His neck must be almost dislocated. ‘This grass seems OK,’ she commented. She was so relieved for a second that she wanted to cry. Now she was back to normal and saying dull, inconsequent things, assessing herself as usual.
‘Oh,’ said Nick, taking a moment to cotton on, ‘it’s a bit prickly. There are prickly things in it. Not exactly a sward.’
His head was back on the grass.
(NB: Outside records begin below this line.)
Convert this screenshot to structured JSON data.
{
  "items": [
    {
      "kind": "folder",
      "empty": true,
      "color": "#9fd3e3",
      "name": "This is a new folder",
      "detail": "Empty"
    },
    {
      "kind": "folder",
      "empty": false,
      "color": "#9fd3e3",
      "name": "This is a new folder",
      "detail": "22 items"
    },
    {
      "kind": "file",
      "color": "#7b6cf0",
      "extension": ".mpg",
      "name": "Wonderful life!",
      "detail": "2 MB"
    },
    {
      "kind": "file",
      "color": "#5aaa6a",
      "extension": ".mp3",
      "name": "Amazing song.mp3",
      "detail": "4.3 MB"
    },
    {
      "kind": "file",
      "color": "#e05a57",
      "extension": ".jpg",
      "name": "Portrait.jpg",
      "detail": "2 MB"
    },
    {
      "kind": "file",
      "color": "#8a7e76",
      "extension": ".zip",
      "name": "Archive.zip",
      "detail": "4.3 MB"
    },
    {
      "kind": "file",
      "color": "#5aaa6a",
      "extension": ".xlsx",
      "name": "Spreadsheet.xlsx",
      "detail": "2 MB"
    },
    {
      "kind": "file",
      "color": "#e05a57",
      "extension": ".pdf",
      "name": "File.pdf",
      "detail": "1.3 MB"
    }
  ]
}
A wash of buttercup-like flowers shared part of the grass with similarly yellow flowers which were probably dandelions from the look of the leaves. She found the way he emphasised words a little cranky.
‘We should get a book,’ she said, sitting down next to him. ‘A flower book.’ Tammy had trailed her and was now hovering.
‘I’ve always found flower books useless,’ he confessed, ‘like bird books. Very little ever seems to match up. They’re gone before you’ve found the picture.’
‘Flowers don’t fly,’ she said, leaning back on her elbows.
‘No, but they wilt and die before you come back with the book the next time, because you inevitably forget the first time.’
‘You’ve always got the following year,’ she pointed out. ‘Assuming.’
The crow-like bird flew up and disappeared over the trees.
‘Tammy,’ said Sarah, ‘I think the others want you. Let Daddy and I have some me time.’
‘Mean time,’ Tammy murmured, moving off.
The three of them, golden sun in their golden hair, were planted comfortably on handsome Raoul’s grave, their ceaseless jittery kid-movements casting long, nervous shadows over the slab. She wondered if this was legitimate, too liberal of her; whether a villager might come along and be shocked at the foreigners’ behaviour. But she couldn’t move in the warm sun, the first real warmth of the year. She felt spiritual buds burgeoning inside her.
Raoul was grinning at the girls from his gravestone as they chatted together. Tammy kneeled on the gravel and felt its painful impression through her jeans. The younger two were making roads out of the gravel between the stelae and the porcelain flowers, visiting each other for tea and cake.
Tammy glanced at Raoul and stuck her tongue out. He didn’t react, except (she guessed) when she wasn’t looking.